Itaú estorna mais de R$ 100 mi em compras com cartão

O Itaú Unibanco estornou mais de R$ 100 milhões no ano passado em compras feitas com cartão de crédito de casos de desacordo comercial em que o estabelecimento não ofereceu solução aos seus clientes. Esta prática, adotada no ano passado no âmbito dos compromisso das instituição com a Secretaria Nacional do Consumidor (Senacon) e em linha com o Plano Nacional de Consumo e Cidadania (Pandec), beneficiou mais de 310 mil clientes.

ALINE BRONZATI, Agencia Estado

11 de março de 2014 | 16h45

Claudia Politanski, vice-presidente do Itaú Unibanco responsável pela ouvidoria da instituição, conta que o banco mudou de postura e ao invés de explicar ao cliente que problemas com produtos comprados com cartão de crédito tinham de ser resolvidos com o estabelecimento comercial, passou a ajudá-los, orientando-os e oferecendo um estorno provisório. Essa medida contribuiu, segundo ela, para reduzir as reclamações dos clientes. Como é provisório, o estorno pode ser revertido em lançamento caso o estabelecimento comercial não apresente uma solução para o caso. Isso aconteceu em 14% das situações, conforme o Itaú.

Além do estorno provisório, o Itaú também galgou outros avanços no relacionamento com consumidores e clientes. A meta de atender 98% das demandas registradas no SAC em até três dias foi superada e o índice alcançado pelo banco foi de 99,1%, segundo Claudia. Foram 11 milhões de clientes atendidos no novo prazo.

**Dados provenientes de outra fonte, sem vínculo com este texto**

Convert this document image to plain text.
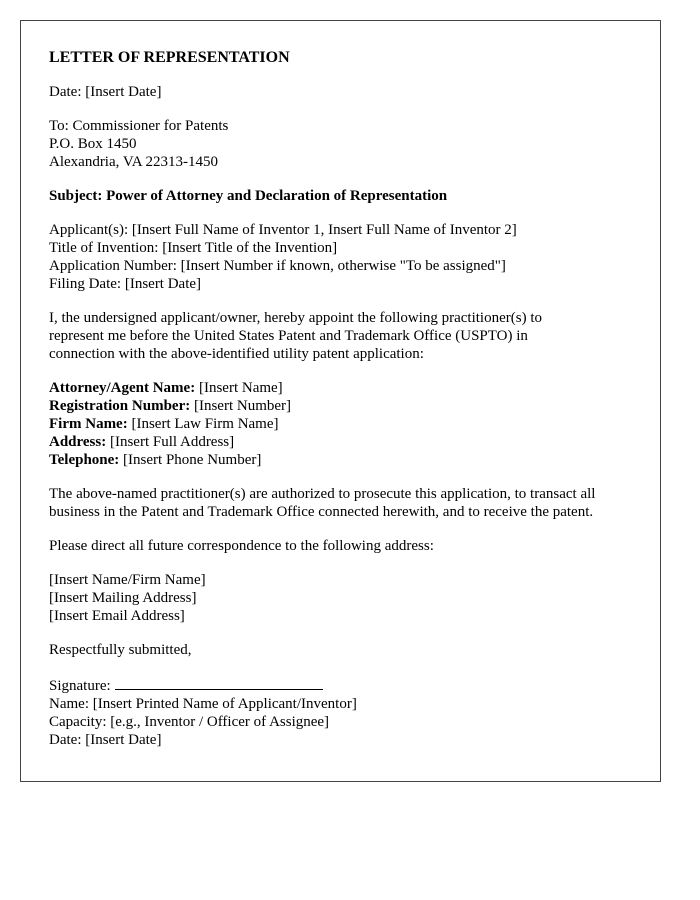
LETTER OF REPRESENTATION
Date: [Insert Date]
To: Commissioner for Patents
P.O. Box 1450
Alexandria, VA 22313-1450
Subject: Power of Attorney and Declaration of Representation
Applicant(s): [Insert Full Name of Inventor 1, Insert Full Name of Inventor 2]
Title of Invention: [Insert Title of the Invention]
Application Number: [Insert Number if known, otherwise "To be assigned"]
Filing Date: [Insert Date]
I, the undersigned applicant/owner, hereby appoint the following practitioner(s) to
represent me before the United States Patent and Trademark Office (USPTO) in
connection with the above-identified utility patent application:
Attorney/Agent Name: [Insert Name]
Registration Number: [Insert Number]
Firm Name: [Insert Law Firm Name]
Address: [Insert Full Address]
Telephone: [Insert Phone Number]
The above-named practitioner(s) are authorized to prosecute this application, to transact all
business in the Patent and Trademark Office connected herewith, and to receive the patent.
Please direct all future correspondence to the following address:
[Insert Name/Firm Name]
[Insert Mailing Address]
[Insert Email Address]
Respectfully submitted,
Signature:
Name: [Insert Printed Name of Applicant/Inventor]
Capacity: [e.g., Inventor / Officer of Assignee]
Date: [Insert Date]
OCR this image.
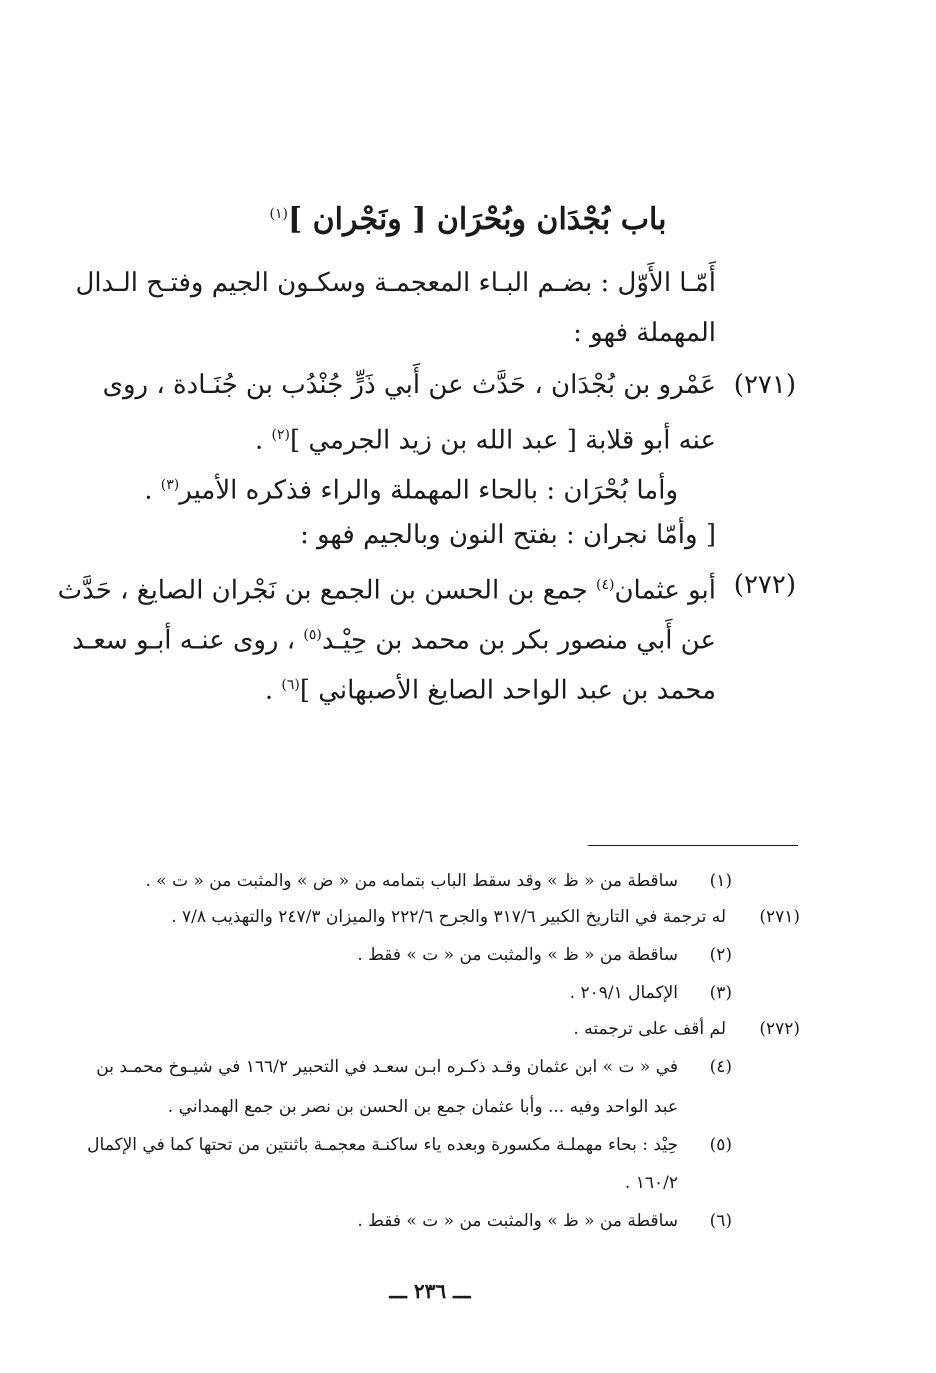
باب بُجْدَان وبُحْرَان [ ونَجْران ]$^{(١)}$
أَمّـا الأَوّل : بضـم البـاء المعجمـة وسكـون الجيم وفتـح الـدال
المهملة فهو :
(٢٧١)
عَمْرو بن بُجْدَان ، حَدَّث عن أَبي ذَرٍّ جُنْدُب بن جُنَـادة ، روى
عنه أبو قلابة [ عبد الله بن زيد الجرمي ]$^{(٢)}$ .
وأما بُحْرَان : بالحاء المهملة والراء فذكره الأمير$^{(٣)}$ .
[ وأمّا نجران : بفتح النون وبالجيم فهو :
(٢٧٢)
أبو عثمان$^{(٤)}$ جمع بن الحسن بن الجمع بن نَجْران الصايغ ، حَدَّث
عن أَبي منصور بكر بن محمد بن حِيْـد$^{(٥)}$ ، روى عنـه أبـو سعـد
محمد بن عبد الواحد الصايغ الأصبهاني ]$^{(٦)}$ .
(١)
ساقطة من « ظ » وقد سقط الباب بتمامه من « ض » والمثبت من « ت » .
(٢٧١)
له ترجمة في التاريخ الكبير ٣١٧/٦ والجرح ٢٢٢/٦ والميزان ٢٤٧/٣ والتهذيب ٧/٨ .
(٢)
ساقطة من « ظ » والمثبت من « ت » فقط .
(٣)
الإكمال ٢٠٩/١ .
(٢٧٢)
لم أقف على ترجمته .
(٤)
في « ت » ابن عثمان وقـد ذكـره ابـن سعـد في التحبير ١٦٦/٢ في شيـوخ محمـد بن
عبد الواحد وفيه ... وأبا عثمان جمع بن الحسن بن نصر بن جمع الهمداني .
(٥)
حِيْد : بحاء مهملـة مكسورة وبعده ياء ساكنـة معجمـة باثنتين من تحتها كما في الإكمال
١٦٠/٢ .
(٦)
ساقطة من « ظ » والمثبت من « ت » فقط .
ـــ ٢٣٦ ـــ
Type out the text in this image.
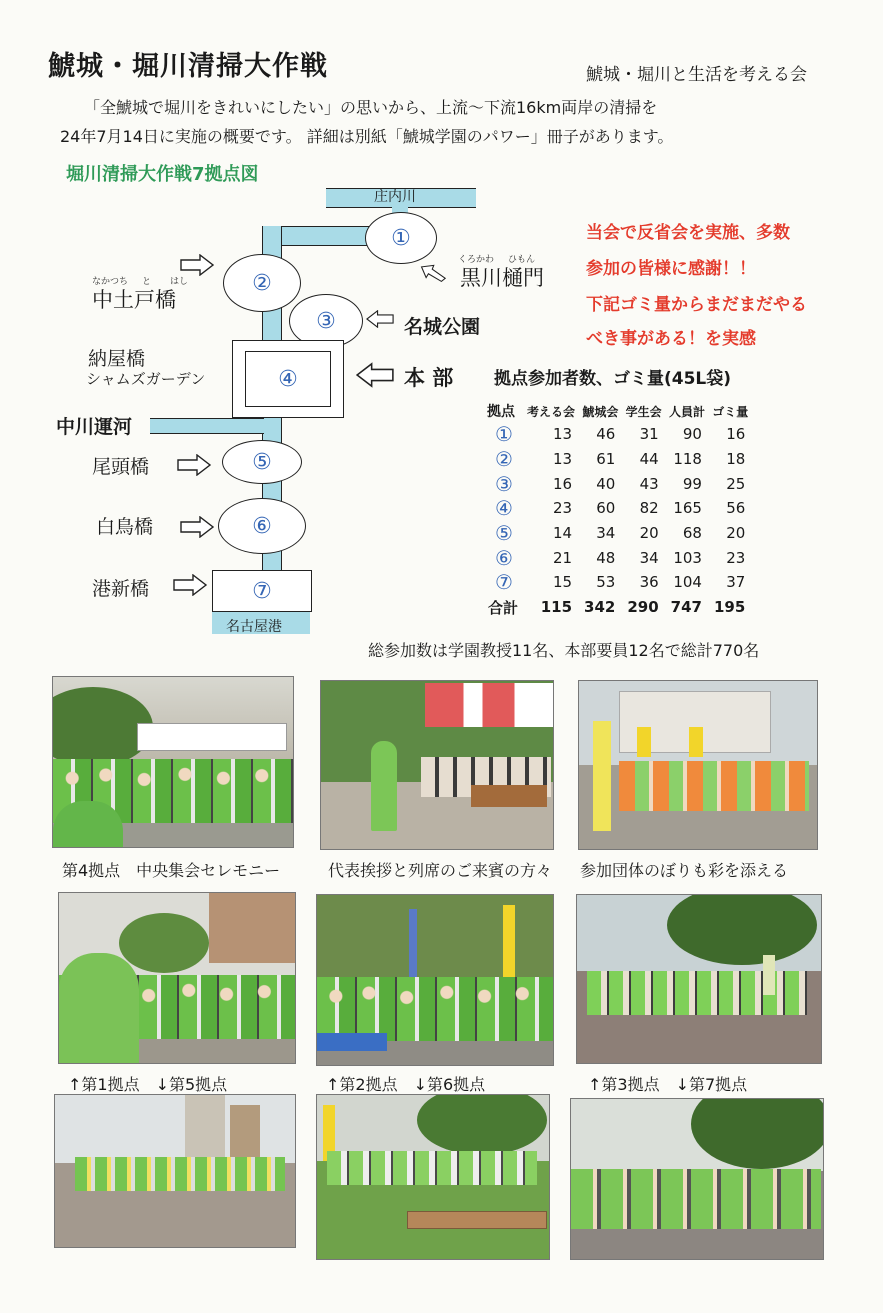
鯱城・堀川清掃大作戦	鯱城・堀川と生活を考える会
「全鯱城で堀川をきれいにしたい」の思いから、上流～下流16km両岸の清掃を
24年7月14日に実施の概要です。 詳細は別紙「鯱城学園のパワー」冊子があります。
堀川清掃大作戦7拠点図
庄内川
名古屋港
①
②
③
④
⑤
⑥
⑦
くろかわ ひもん
黒川樋門
なかつち と はし
中土戸橋
名城公園
納屋橋
シャムズガーデン	本 部
中川運河
尾頭橋
白鳥橋
港新橋
当会で反省会を実施、多数
参加の皆様に感謝！！
下記ゴミ量からまだまだやる
べき事がある！を実感
拠点参加者数、ゴミ量(45L袋)
拠点	考える会	鯱城会	学生会	人員計	ゴミ量
①	13	46	31	90	16
②	13	61	44	118	18
③	16	40	43	99	25
④	23	60	82	165	56
⑤	14	34	20	68	20
⑥	21	48	34	103	23
⑦	15	53	36	104	37
合計	115	342	290	747	195
総参加数は学園教授11名、本部要員12名で総計770名
第4拠点　中央集会セレモニー	代表挨拶と列席のご来賓の方々 参加団体のぼりも彩を添える
↑第1拠点　↓第5拠点	↑第2拠点　↓第6拠点	↑第3拠点　↓第7拠点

O Itaú implantou ainda o serviço batizado de "duplo sim", no qual o cliente confirma em canais eletrônicos a aquisição de produtos nas agências ou via telefone. Mais de 150 mil contratações foram submetidas a esse processo. O duplo sim está disponível para crediário, seguros, planos de previdência e fundos de investimento.

Essas iniciativas possibilitaram ao banco, conforme Claudia, avançar de maneira significativa na gestão de reclamações, reduzindo os indicadores, e contribuir para a melhoria do setor financeiro. "Ter o cliente satisfeito é um desafio enorme para nós todos os dias. Mas acreditamos que achamos o caminho de conseguir trabalhar a satisfação do cliente", afirmou Claudia, em conversa com a imprensa, nesta manhã.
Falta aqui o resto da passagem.